Mandurah’s golden girl Betty Cuthbert dies at 79

Betty Cuthbert wins gold in Melbourne in 1956. Photo: Getty
Mandurah’s golden girl Betty Cuthbert dies at 79
Mandurah’s golden girl Betty Cuthbert dies at 79
Mandurah’s golden girl Betty Cuthbert dies at 79
Betty Cuthbert wins gold in Melbourne in 1956. Photo: Getty

AUSTRALIA’S Golden Girl and Mandurah resident Betty Cuthbert has died at the age of 79.

Elizabeth Cuthbert was born in Merrylands, NSW in 1938 and lived in Mandurah for many years.

She was the main guest when the Olympic torch relay passed through Mandurah in 2000.

Cuthbert won more gold medals than any other female in Australian in Olympic history.

During her career she set world records at 60m, 100 yards, 200 metres, 220 yards and 440 yards, and remains the only Olympian to have won gold in all sprint events.

Only Ian Thorpe has won more.

She also contributed to Australian relay teams setting world records.

In 1956 at the Melbourne Olympics, aged 18, Cuthbert won three gold medals.

She won a fourth at the Tokyo Olympics eight years later after returning from retirement.

Cuthbert was one of the bearers of the Olympic torch at the opening ceremony of the 2000 Sydney Olympics and carried it in the stadium before Cathy Freeman lit the flame.

She moved to Mandurah in 1991 where she was a familiar sight at school events.

In 2014, the City of Mandurah named a Halls Head park after Cuthbert.

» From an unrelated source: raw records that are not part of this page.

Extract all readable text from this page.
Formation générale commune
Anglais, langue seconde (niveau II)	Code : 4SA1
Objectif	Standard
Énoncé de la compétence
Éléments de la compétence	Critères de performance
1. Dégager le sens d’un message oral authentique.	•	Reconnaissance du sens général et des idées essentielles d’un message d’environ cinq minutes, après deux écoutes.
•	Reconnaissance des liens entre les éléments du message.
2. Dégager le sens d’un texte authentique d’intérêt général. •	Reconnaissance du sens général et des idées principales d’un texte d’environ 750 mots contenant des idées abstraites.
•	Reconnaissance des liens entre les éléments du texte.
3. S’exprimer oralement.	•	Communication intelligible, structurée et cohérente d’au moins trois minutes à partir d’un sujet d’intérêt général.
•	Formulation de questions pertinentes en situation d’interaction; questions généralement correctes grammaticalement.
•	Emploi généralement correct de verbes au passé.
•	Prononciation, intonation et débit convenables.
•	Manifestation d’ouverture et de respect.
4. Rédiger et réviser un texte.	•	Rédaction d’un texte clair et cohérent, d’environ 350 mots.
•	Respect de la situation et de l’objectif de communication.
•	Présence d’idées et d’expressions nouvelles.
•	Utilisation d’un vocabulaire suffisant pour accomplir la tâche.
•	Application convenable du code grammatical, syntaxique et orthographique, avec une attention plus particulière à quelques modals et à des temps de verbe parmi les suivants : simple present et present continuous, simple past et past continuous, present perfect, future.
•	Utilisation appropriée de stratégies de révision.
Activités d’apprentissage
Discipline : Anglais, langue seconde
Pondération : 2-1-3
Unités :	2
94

But despite her incredible achievements on the track, she beat even tougher challenges in her private life.

In her late 30s, she was diagnosed with multiple sclerosis and dedicated much of her life to raising awareness of a disease that affects the nervous system and can interfere with the transmission of nerve impulses in the brain, spinal cord and optic nerves.

Her brave battle was recognised in the naming of a new therapy room at MS Australia’s Sydney office.